P( $-1.987 \times {\frac{s}{\sqrt{n} } }$ < ${\bar X-\mu}$ < $1.987 \times {\frac{s}{\sqrt{n} } }$ ) = 0.95

P( $\bar X-1.987 \times {\frac{s}{\sqrt{n} } }$ < $\mu$ < $\bar X+1.987 \times {\frac{s}{\sqrt{n} } }$ ) = 0.95

95% confidence interval for $\mu$ = [ $\bar X-1.987 \times {\frac{s}{\sqrt{n} } }$ , $\bar X+1.987 \times {\frac{s}{\sqrt{n} } }$ ]

                                       = [ $58-1.987 \times {\frac{8}{\sqrt{100} } }$ , $58+1.987 \times {\frac{8}{\sqrt{100} } }$ ]

                                       = [56.41, 59.59]

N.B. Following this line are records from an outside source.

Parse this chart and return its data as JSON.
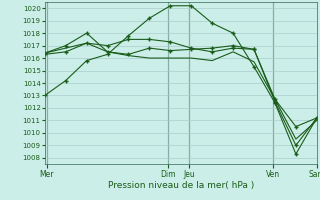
{
  "title": "Pression niveau de la mer( hPa )",
  "bg_color": "#cceee8",
  "grid_color": "#aacccc",
  "line_color": "#1a5c1a",
  "xlim": [
    0,
    13
  ],
  "ylim": [
    1007.5,
    1020.5
  ],
  "yticks": [
    1008,
    1009,
    1010,
    1011,
    1012,
    1013,
    1014,
    1015,
    1016,
    1017,
    1018,
    1019,
    1020
  ],
  "xtick_positions": [
    0.1,
    5.9,
    6.9,
    10.9,
    13.0
  ],
  "xtick_labels": [
    "Mer",
    "Dim",
    "Jeu",
    "Ven",
    "Sam"
  ],
  "vlines": [
    0.1,
    5.9,
    6.9,
    10.9
  ],
  "series": [
    {
      "x": [
        0,
        1,
        2,
        3,
        4,
        5,
        6,
        7,
        8,
        9,
        10,
        11,
        12,
        13
      ],
      "y": [
        1013.0,
        1014.2,
        1015.8,
        1016.3,
        1017.8,
        1019.2,
        1020.2,
        1020.2,
        1018.8,
        1018.0,
        1015.3,
        1012.4,
        1008.3,
        1011.2
      ],
      "marker": true
    },
    {
      "x": [
        0,
        1,
        2,
        3,
        4,
        5,
        6,
        7,
        8,
        9,
        10,
        11,
        12,
        13
      ],
      "y": [
        1016.4,
        1017.0,
        1018.0,
        1016.5,
        1016.3,
        1016.8,
        1016.6,
        1016.7,
        1016.8,
        1017.0,
        1016.7,
        1012.7,
        1010.5,
        1011.2
      ],
      "marker": true
    },
    {
      "x": [
        0,
        1,
        2,
        3,
        4,
        5,
        6,
        7,
        8,
        9,
        10,
        11,
        12,
        13
      ],
      "y": [
        1016.4,
        1016.8,
        1017.2,
        1016.5,
        1016.2,
        1016.0,
        1016.0,
        1016.0,
        1015.8,
        1016.5,
        1015.7,
        1012.7,
        1009.5,
        1011.0
      ],
      "marker": false
    },
    {
      "x": [
        0,
        1,
        2,
        3,
        4,
        5,
        6,
        7,
        8,
        9,
        10,
        11,
        12,
        13
      ],
      "y": [
        1016.3,
        1016.5,
        1017.2,
        1017.0,
        1017.5,
        1017.5,
        1017.3,
        1016.8,
        1016.5,
        1016.8,
        1016.7,
        1012.5,
        1009.0,
        1011.2
      ],
      "marker": true
    }
  ]
}
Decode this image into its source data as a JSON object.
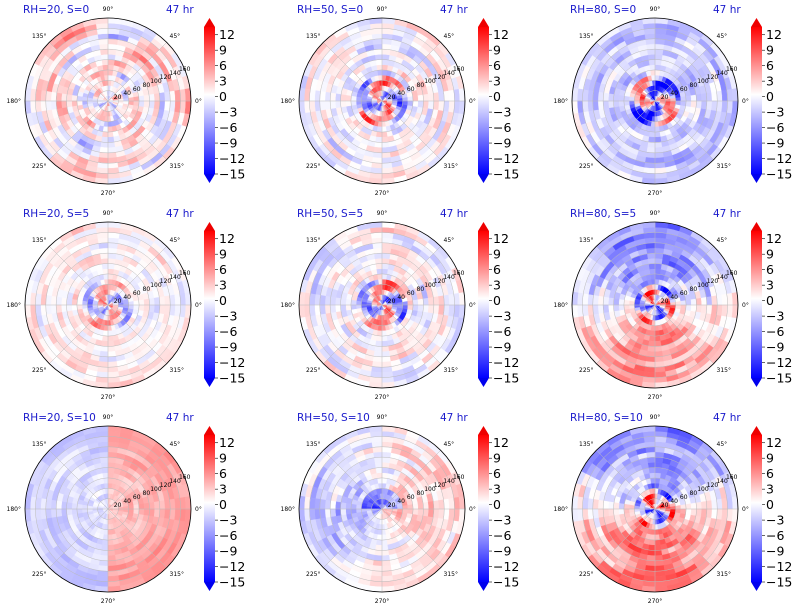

Therefore, a 95% confidence interval for the mean score of all New Jersey third graders is [56.41, 59.59] .

Now, the same test is given to 200 randomly selected third graders from Iowa, producing a sample average of 62 points and a sample standard deviation of 11 points.

(b) Firstly, the pivotal quantity for finding the confidence interval for the difference in population mean is given by;

                               P.Q.  =  $\frac{(\bar X_1-\bar X_2)-(\mu_1-\mu_2)}{s_p \times \sqrt{\frac{1}{n_1}+\frac{1}{n_2} } }$  ~  $t__n_1_+_n_2_-_2$

where, $s_p = \sqrt{\frac{(n_1-1)\times s_1 + (n_2-1)\times s_2}{n_1+n_2-2} }$

                = $\sqrt{\frac{(200-1)\times 11 + (100-1)\times 8}{200+100-2} }$ = 3.163

Here for constructing a 90% confidence interval we have used a two-sample t-test statistics because we don't know about population standard deviations.

So, a 90% confidence interval for the difference in two population means, ($\mu_1-\mu_2$) is;

P(-1.645 < $t_2_9_8$ < 1.645) = 0.90  {As the critical value of t at 298 degrees of

                                                    freedom are -1.645 & 1.645 with P = 5%}    P(-1.645 < $\frac{(\bar X_1-\bar X_2)-(\mu_1-\mu_2)}{s_p \times \sqrt{\frac{1}{n_1}+\frac{1}{n_2} } }$ < 1.645) = 0.90

90% confidence interval for ($\mu_1-\mu_2$) = [ ${(\bar X_1-\bar X_2) -1.645\times {s_p \times \sqrt{\frac{1}{n_1}+\frac{1}{n_2} } }$ , ${(\bar X_1-\bar X_2) +1.645\times {s_p \times \sqrt{\frac{1}{n_1}+\frac{1}{n_2} } }$ ]

= [ ${(62-58) -1.645\times {3.163 \times \sqrt{\frac{1}{200}+\frac{1}{100} } }$ , ${(62-58) +1.645\times {3.163 \times \sqrt{\frac{1}{200}+\frac{1}{100} } }$ ]

= [3.363, 4.637]

Therefore, a 90% confidence interval for the difference in mean scores between Iowa and New Jersey is [3.363, 4.637]  .

(c) Yes, we are 90% confident that the population means for Iowa and New Jersey students are different because in the above interval 0 is not included.